It is not being on my own that is so scary, having someone is a
good thing but the realization that someone you thought was yours wasn’t and
you are actually on your own. After all, the process is something I am afraid
to feel and the emotions that comes along with it.
I am not afraid of being myself, it’s the thought of not being
accepted of what I am and trying to change me to someone I’m not. I don’t work
that way.
I’m not afraid of being myself, I’m afraid of changing myself just
to fit for this guy. I don’t want to be with someone who can make me feel like
I can’t be myself. I’m a different kind of a woman. I can be loud sometimes,
irritating, can just laugh and be touched with simple things and yes, I am very
sentimental and emotional, and all sorts.
I'm not afraid of sleeping alone, I’m afraid of sleeping with the
wrong person. What I’m scared of is getting intimate with someone and then
coming to regret it afterwards. It’s like receiving a gift, unwrapping it then
found out later it wasn’t named for you.
I am not afraid of having my bed to myself, I’m afraid of waking
up to a stranger. I’d rather keep the place untouched. I’d rather spread out
than spread my legs for someone who means nothing to me and I mean nothing for
him. I don’t like spending the morning for awkward goodbyes.
I’m not afraid of exerting efforts for someone, I’m afraid of
wasting my time. I’m getting old, I know that. I might be losing time but I won’t
waste efforts on bad dates. If I knew it’s not going to work well, why waste
precious time. I would rather spend it with people I know I care about than
with people I’ll get silent moments with and having no real conversations at
all; that is bad date.
I’m not afraid of going into parties or weddings alone, I’m afraid
of having someone at my side and be bombarded with questions like "Is he
the one?" No, I'd rather go alone and be questioned "why are you
alone?". It’s easier to answer that than "is he the one?" I do
not want them to give false hopes. I am afraid letting a man get close to my
family and friends then says goodbye later.
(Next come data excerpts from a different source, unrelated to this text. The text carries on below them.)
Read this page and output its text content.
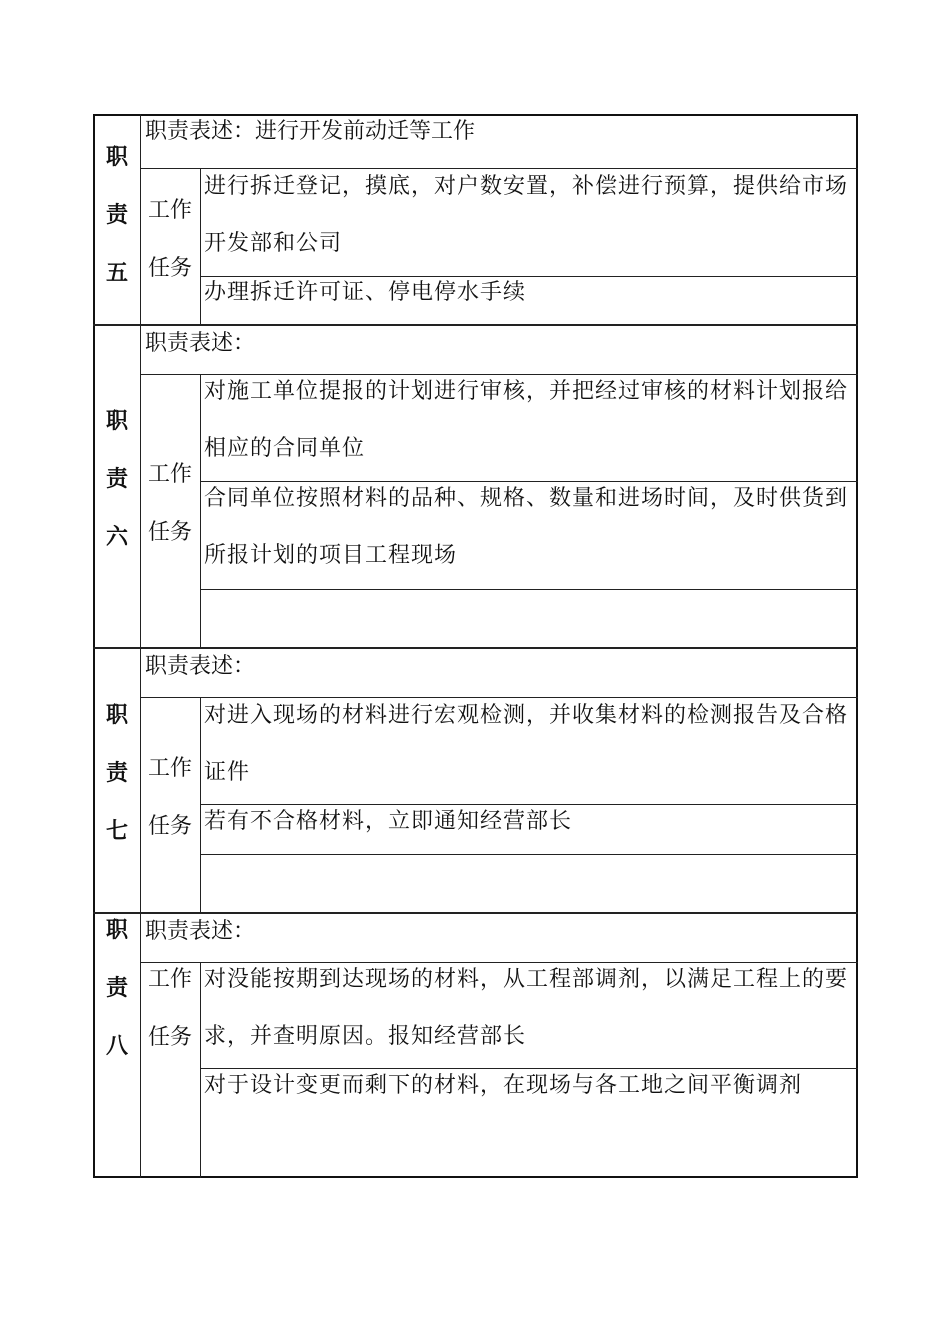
职
责
五
职责表述：进行开发前动迁等工作
工作
任务
进行拆迁登记，摸底，对户数安置，补偿进行预算，提供给市场开发部和公司
办理拆迁许可证、停电停水手续
职
责
六
职责表述：
工作
任务
对施工单位提报的计划进行审核，并把经过审核的材料计划报给相应的合同单位
合同单位按照材料的品种、规格、数量和进场时间，及时供货到所报计划的项目工程现场
职
责
七
职责表述：
工作
任务
对进入现场的材料进行宏观检测，并收集材料的检测报告及合格证件
若有不合格材料，立即通知经营部长
职
责
八
职责表述：
工作
任务
对没能按期到达现场的材料，从工程部调剂，以满足工程上的要求，并查明原因。报知经营部长
对于设计变更而剩下的材料，在现场与各工地之间平衡调剂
I’m not afraid of losing a guy for friends, I’m afraid of
forgetting friends because of a guy. I don’t want to be a friend who abandon
friends because I have someone new. After all, friends are always there to help
you pick up the pieces when things fall apart. I want to have my friends and my
man at a place where I don’t have to divide myself between the two of them. And
it would be a plus to have someone who can be my best friend as well as my
lover.
I’m not afraid of being alone, I’m afraid of being with someone
who makes me feel alone. I don’t want to be lonelier that I already have been.
I’m not afraid to feel cold when the winter comes, I’m afraid to
be cold at heart. I don’t want to be an ice queen but if it’s the only way not
to feel and be susceptible to heart breaks then I guess I am afraid I will be
one.
I’m not afraid of trying, I am afraid of giving up. I do not want
to give up on love and I hope it doesn’t give up on me. I am not afraid of
love, I’m afraid of everything that comes along with it.